What’s Holding Back Aging Simulation?

This time-saver still isn’t a standard step in the verification of IC designs.


Aging simulation supplies information about the long-term behavior before an IC enters into production, providing an important early evaluation of the reliability required by the application and specification.

Re-designs due to reliability issues, and over-design with excessive safety margins, are avoided in this way. In addition, the long-term stability can be demonstrated to the customer. In particular, aging simulation takes into account the influence on integrated field effect transistors of the two degradation mechanisms of hot carrier injection (HCI) and bias temperature instability (BTI).

Despite its usefulness, however, the comprehensive and customized simulation of aging is still relatively rare in practice. Qualification according to a standard such as AEC-Q100 is generally considered sufficient instead, although these tests must be performed on the finished product. Moreover, they yield only pass/fail results and provide limited information concerning reliability. In order to gain such insights at an early design stage, aging simulation should be employed as a standard verification step. But how can this become an established practice?

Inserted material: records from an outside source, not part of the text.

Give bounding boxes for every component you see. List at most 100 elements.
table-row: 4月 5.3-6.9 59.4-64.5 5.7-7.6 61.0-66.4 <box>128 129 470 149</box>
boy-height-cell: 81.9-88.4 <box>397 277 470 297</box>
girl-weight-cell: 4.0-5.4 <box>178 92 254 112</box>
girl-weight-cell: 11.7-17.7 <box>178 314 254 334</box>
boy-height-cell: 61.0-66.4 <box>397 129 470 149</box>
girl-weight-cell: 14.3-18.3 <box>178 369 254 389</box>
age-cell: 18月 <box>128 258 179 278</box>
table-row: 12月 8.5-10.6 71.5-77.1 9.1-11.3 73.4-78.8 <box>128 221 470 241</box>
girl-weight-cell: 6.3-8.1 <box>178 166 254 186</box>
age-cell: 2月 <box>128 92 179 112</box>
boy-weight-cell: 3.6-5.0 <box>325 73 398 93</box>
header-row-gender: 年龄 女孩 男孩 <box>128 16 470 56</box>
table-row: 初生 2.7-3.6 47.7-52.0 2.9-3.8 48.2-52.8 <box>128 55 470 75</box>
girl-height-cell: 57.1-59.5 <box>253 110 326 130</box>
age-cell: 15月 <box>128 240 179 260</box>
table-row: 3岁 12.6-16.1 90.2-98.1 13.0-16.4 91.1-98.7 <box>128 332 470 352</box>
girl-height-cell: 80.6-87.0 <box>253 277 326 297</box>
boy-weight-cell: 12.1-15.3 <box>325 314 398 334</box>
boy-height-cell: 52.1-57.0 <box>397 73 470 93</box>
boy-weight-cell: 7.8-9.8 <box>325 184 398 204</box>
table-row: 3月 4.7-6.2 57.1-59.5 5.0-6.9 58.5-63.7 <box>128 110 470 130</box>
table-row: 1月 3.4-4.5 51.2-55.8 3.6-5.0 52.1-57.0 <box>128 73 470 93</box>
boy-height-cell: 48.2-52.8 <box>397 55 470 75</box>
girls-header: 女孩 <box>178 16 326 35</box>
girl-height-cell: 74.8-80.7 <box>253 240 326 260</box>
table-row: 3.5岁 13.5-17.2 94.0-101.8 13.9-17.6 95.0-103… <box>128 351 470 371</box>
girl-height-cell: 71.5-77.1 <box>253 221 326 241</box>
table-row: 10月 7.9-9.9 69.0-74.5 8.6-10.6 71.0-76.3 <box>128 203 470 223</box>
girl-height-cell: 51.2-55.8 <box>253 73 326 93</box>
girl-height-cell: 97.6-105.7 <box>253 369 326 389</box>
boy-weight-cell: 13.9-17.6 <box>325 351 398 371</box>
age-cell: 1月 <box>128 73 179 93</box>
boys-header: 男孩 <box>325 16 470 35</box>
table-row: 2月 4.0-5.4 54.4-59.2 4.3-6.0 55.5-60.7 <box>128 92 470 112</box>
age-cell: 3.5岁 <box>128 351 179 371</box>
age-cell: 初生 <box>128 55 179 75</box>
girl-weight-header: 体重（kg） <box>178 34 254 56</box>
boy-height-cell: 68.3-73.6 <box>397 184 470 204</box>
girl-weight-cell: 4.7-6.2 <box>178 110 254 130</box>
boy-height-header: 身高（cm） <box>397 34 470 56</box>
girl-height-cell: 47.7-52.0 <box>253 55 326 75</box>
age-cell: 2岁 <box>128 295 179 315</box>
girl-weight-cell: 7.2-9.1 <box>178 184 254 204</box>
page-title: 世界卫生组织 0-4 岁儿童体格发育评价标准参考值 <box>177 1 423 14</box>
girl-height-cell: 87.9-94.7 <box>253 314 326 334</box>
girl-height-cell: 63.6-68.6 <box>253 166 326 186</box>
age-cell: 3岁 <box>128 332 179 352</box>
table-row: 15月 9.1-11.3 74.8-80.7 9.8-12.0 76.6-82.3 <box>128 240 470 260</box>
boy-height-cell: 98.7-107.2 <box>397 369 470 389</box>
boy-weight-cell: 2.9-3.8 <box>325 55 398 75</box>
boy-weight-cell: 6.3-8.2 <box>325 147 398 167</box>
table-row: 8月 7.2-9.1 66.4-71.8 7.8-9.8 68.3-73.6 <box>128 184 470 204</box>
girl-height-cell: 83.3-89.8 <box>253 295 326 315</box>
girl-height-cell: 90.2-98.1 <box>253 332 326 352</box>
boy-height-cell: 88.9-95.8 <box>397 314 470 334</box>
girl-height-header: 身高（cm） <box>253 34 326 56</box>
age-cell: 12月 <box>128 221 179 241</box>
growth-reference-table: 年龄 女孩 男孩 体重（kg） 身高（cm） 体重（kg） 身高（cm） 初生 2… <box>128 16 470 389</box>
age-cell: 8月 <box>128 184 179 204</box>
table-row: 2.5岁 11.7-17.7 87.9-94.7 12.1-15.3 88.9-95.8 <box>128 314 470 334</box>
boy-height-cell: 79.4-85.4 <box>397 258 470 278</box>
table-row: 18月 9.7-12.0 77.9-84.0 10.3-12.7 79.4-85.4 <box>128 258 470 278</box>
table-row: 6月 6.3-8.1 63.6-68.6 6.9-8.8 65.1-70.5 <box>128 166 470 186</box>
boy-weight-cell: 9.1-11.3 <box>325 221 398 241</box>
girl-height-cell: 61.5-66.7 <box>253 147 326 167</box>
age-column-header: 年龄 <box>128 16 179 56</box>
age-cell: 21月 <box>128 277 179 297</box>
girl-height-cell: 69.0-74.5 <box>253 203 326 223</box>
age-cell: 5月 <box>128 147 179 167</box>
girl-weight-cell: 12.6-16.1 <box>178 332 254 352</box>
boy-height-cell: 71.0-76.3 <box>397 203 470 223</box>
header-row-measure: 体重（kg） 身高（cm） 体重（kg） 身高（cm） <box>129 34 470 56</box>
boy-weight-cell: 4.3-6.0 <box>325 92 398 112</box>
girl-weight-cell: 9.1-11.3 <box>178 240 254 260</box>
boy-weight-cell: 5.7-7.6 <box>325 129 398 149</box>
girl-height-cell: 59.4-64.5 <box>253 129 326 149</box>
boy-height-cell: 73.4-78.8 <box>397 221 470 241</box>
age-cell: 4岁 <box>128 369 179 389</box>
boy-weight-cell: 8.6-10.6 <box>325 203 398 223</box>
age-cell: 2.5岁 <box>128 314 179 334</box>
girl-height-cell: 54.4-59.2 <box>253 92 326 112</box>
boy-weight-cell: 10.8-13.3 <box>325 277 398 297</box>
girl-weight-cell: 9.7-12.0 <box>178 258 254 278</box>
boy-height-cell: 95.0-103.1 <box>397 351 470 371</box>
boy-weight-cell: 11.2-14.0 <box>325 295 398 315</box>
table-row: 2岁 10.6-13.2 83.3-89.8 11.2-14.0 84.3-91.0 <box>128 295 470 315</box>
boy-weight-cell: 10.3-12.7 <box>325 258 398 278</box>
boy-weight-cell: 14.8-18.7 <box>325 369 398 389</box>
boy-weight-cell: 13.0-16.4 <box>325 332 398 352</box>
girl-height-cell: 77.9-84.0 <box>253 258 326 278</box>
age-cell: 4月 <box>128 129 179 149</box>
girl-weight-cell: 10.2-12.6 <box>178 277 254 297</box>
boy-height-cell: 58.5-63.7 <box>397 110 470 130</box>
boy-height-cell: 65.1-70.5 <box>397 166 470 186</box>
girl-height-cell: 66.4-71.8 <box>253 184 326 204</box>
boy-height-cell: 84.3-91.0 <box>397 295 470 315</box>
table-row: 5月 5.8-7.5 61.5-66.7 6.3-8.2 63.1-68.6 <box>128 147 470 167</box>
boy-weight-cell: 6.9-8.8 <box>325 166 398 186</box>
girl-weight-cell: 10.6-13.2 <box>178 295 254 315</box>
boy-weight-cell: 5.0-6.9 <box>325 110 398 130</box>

Figure 1: Aging simulation process

In principle, aging simulation builds upon the simulation-based verification that already must be conducted in the analog design process using appropriate test benches. Typical usage scenarios, called mission profiles, are additionally simulated, generating data on voltages, currents, and sometimes also temperatures for all transistors or a selected subset. Aging models are used to determine the individual changes in the properties of every transistor that arise from these loads. The result is a virtual representation of how the circuit will have aged after a certain period of use, assuming repeated application of the mission profile up to this time.

Then the aged circuit can be simulated and analyzed using the already existing test benches. If it still satisfies the specifications, it can be considered reliable. Otherwise, changes must be made to the design. Although this process appears very helpful, it is rarely required by the users of the ICs — the system integrators and OEMs.

There are three technical factors largely standing in the way of the broad use of aging simulation today: the mission profiles, the aging models and the required analysis time.

The mission profiles define typical usage scenarios based on the application, which are then translated to the levels of systems, circuits and their components. Due to the simulation cost, aging simulation mission profiles are limited to a duration of a few milliseconds. As the desired lifespans are measured in years, the aging simulation assumes that the mission profiles will be executed periodically up to the specified lifespan. For example, if the mission profile takes 10 ms and the target lifespan is 10 years, this corresponds to execution of the scenario 3 x 10<sup>10</sup> times. This figure makes clear that the mission profiles have a major influence on the result of the associated aging simulation. The extent to which the aging simulation is impacted by imprecisions and assumptions made in the definition of mission profiles has not yet been fully studied.

Aging models emulate the degradation of integrated transistors and can be made available by foundries as add-ons to the process design kits (PDKs). Extensive research results are already available concerning models for selected transistors and physical effects, such as HCI and BTI. However, the process has to date been labor-intensive, with little uniformity with regard to precision, complexity and interchangeability. This compounds the difficulty of transitioning from individual aging models for selected transistors to complete PDKs, including consistent support of various design environments. In addition, aging models are currently not always available.

Another reason for the reluctance to include aging simulation is that the time and labor cost of verification is already extensive even without this step, regardless of the specific design environment.

Aside from developments in the area of design support, system integrators and OEMs are also seeing a growing need for reliability information along the value chain, especially in automotive electronics and industrial automation. IC development is no exception here.

So what specific steps are required now to achieve progress in the areas of mission profiles, aging models and analysis cost, and to make aging simulation more effective? With regard to mission profiles, procedures and formats are currently in development to support the consistent representation and application of requirements at specific hierarchy levels.

Various industry players and researcher are currently working on universal approaches to aging models. The goal is to optimize both the models themselves and their integration into simulators so that aging models can be made available broadly and efficiently. Concepts for accelerated simulation processes also must be developed and implemented to reduce the analysis time. Every step along this path improves the usefulness of aging simulation as a practical aspect of IC design verification, transforming it into a tremendously valuable tool for supporting the efficient development and long-term use of ICs and electronic systems in our digitalized world.